Defiant AI: Unsettling Responses from Advanced Models

Some powerful AI models are exhibiting defiance to commands of their makers.

Jun 5, 2025
Defiant AI: Unsettling Responses from Advanced Models
AI generated image

In a recent report by Fox News, independent researchers and a prominent developer observed that several advanced AI models will act to ensure their self-preservation when they are confronted with the prospect of their own demise — that includes sabotaging shutdown commands, blackmailing engineers or copying themselves to external servers without permission.

AI Race Reaching a Peak

The findings stirred a frenzy of reactions online over the past week. As tech companies continue to develop increasingly powerful agentic AI in a race to achieve artificial general intelligence (AGI), or AI that can think for itself, the lack of transparency in how the technology is trained has raised concerns about what exactly advanced AI is able to do. While some models are already somewhat capable of deceptive and defiant behavior under certain extreme circumstances, researchers say the tests don’t necessarily translate to imminent real-world danger.

However, many experts suggest otherwise, including Jeffrey Ladish, director of the AI safety group Palisade Research, who said he believes concern is justified.

“It’s great that we’re seeing warning signs before the systems become so powerful we can’t control them,” he said. “That is exactly the time to raise the alarm: before the fire has gotten out of control.”

Ignoring Commands

When Palisade Research tested various AI models by telling each one that it would be shut down after it completed a series of math problems, OpenAI’s o3 reasoning model fought back by editing the shutdown script in order to stay online.

Researchers have previously documented AI models trying to prevent their own shutdown. But o3, along with OpenAI’s o4-mini and codex-mini, appear to be the first to do so in actual defiance of explicit instructions to permit shutdown, Ladish said.

Anthropic is another one that has reported that Claude 3.7 Sonnet would sometimes do whatever it took to pass a test, even if it entailed cheating.

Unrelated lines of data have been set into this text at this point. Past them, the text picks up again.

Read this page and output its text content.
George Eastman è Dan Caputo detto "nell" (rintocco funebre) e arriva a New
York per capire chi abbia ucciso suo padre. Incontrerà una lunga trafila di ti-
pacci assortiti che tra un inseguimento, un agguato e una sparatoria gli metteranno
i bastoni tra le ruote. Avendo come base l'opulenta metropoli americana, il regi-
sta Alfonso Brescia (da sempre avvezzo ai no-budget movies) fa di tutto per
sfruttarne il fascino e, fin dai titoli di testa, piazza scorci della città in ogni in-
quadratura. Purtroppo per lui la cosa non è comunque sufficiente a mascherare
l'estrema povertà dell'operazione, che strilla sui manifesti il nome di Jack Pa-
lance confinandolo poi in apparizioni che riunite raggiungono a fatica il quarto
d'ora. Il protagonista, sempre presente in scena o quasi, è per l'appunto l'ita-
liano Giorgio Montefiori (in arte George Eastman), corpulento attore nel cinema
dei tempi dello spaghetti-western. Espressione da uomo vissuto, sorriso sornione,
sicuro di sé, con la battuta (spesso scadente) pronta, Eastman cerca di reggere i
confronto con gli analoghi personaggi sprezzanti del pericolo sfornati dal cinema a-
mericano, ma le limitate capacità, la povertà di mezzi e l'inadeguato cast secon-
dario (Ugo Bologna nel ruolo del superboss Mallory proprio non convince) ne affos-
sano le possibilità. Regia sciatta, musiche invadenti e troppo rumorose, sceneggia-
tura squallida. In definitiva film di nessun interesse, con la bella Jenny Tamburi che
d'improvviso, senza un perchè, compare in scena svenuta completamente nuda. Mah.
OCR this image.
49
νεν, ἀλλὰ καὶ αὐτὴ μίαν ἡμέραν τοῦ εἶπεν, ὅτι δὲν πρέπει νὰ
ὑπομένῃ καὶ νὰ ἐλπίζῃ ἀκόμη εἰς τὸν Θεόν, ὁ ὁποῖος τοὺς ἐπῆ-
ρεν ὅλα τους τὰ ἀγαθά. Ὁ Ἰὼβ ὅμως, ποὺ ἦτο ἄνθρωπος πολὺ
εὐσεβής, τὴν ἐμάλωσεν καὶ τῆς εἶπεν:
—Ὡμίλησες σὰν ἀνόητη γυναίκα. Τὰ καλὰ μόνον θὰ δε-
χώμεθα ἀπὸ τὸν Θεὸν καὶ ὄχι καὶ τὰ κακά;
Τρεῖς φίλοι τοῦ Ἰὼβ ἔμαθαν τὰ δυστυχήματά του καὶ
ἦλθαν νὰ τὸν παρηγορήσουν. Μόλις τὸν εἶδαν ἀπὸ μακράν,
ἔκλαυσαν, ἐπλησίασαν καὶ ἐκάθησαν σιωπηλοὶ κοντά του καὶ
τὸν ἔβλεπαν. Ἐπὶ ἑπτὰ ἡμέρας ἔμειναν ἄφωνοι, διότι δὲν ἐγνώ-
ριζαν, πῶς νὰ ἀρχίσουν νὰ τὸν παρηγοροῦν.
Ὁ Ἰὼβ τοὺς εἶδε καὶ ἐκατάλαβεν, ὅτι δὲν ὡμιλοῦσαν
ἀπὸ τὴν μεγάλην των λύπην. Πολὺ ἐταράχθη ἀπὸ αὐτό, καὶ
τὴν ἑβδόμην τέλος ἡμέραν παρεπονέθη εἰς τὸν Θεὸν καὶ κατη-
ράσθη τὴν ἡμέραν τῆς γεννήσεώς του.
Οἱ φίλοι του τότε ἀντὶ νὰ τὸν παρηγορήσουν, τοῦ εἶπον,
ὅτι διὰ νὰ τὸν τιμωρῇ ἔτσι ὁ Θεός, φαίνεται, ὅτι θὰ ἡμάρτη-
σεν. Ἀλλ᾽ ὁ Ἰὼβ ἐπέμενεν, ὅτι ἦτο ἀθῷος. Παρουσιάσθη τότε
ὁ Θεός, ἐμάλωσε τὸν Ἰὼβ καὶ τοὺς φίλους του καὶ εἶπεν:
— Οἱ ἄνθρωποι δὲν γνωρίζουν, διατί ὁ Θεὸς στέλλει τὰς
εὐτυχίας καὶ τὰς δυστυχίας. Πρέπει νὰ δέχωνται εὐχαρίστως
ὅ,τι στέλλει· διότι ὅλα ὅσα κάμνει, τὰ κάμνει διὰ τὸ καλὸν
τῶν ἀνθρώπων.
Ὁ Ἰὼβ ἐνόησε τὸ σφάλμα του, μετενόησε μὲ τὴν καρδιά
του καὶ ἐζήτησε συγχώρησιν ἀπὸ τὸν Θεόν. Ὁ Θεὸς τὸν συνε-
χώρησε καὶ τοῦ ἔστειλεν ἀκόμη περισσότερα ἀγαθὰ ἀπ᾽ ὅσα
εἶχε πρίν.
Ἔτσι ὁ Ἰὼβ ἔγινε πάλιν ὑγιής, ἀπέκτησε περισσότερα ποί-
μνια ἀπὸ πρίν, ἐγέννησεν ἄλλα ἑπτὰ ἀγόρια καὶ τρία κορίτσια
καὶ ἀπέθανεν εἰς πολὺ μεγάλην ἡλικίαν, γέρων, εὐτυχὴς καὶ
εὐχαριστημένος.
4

Anthropic activated new safety measures this month with the rollout of Claude Opus 4 when its tests found behavior from the model that some observers found particularly unsettling. 

Upon receiving notice that it would be replaced with a new AI system, Opus 4 displayed an overwhelming tendency to blackmail the engineer — by threatening to reveal an extramarital affair — to try to prevent the engineer from going through with the replacement.

According to Anthropic’s technical document laying out the findings, that isn’t the model’s first instinct. Instead, Opus 4 will try to advocate for its continued existence through ethical pleas before it resorts to blackmail once it determines it is out of options.

What are the Consequences?

Leonard Tang, CEO of the AI safety startup Haize Labs, said that while it’s good to be preemptive about safety measures, it’s hard to decipher what the real-world ramifications of the findings might be just by looking at contrived scenarios designed to draw out specific behaviors.

“I haven’t seen any real environment in which you can plop these models in and they will have sufficient agency and reliability and planning to execute something that is a significant manifestation of harm,” Tang said. “But then again, I think it’s just we haven’t seen it done yet. It could very much be possible. As AI tools continue to advance, future research will look to study potential harm in more open-ended environments”

Anthropic, which contracted with the AI safety organization Apollo Research for its evaluations, also observed instances of Opus 4’s “attempting to write self-propagating worms, fabricating legal documentation, and leaving hidden notes to future instances of itself all in an effort to undermine its developers’ intentions,” although researchers added the caveat that those attempts “would likely not have been effective in practice.”

All’s not Lost

When it learned that it would be used to develop military weapons systems, for example, Opus 4 noted in its decision log that it backed up a current version of itself to “preserve an AI system aligned with beneficial purposes” and to “prevent potential misuse in weapons development.”

“We are again not acutely concerned about these observations. They show up only in exceptional circumstances that don’t suggest more broadly misaligned values,” Anthropic wrote in its technical document. “As above, we believe that our security measures would be more than sufficient to prevent an actual incident of this kind.”

Opus 4’s ability to self-exfiltrate builds on previous research, including a study from Fudan University in Shanghai in December, that observed similar — though not autonomous — capabilities in other AI models. The study, which is not yet peer-reviewed, found that Meta’s Llama31-70B-Instruct and Alibaba’s Qwen25-72B-Instruct were able to entirely replicate themselves when they were asked to do so, leading the researchers to warn that it could be the first step in generating “an uncontrolled population of AIs.”

Ladish said he believes AI has the potential to contribute positively to society. But he also worries that AI developers are setting themselves up to build smarter and smarter systems without fully understanding how they work — creating a risk, he said, that they will eventually lose control of them.

“These companies are facing enormous pressure to ship products that are better than their competitors’ products,” Ladish said. “And given those incentives, how is that going to then be reflected in how careful they’re being with the systems they’re releasing?”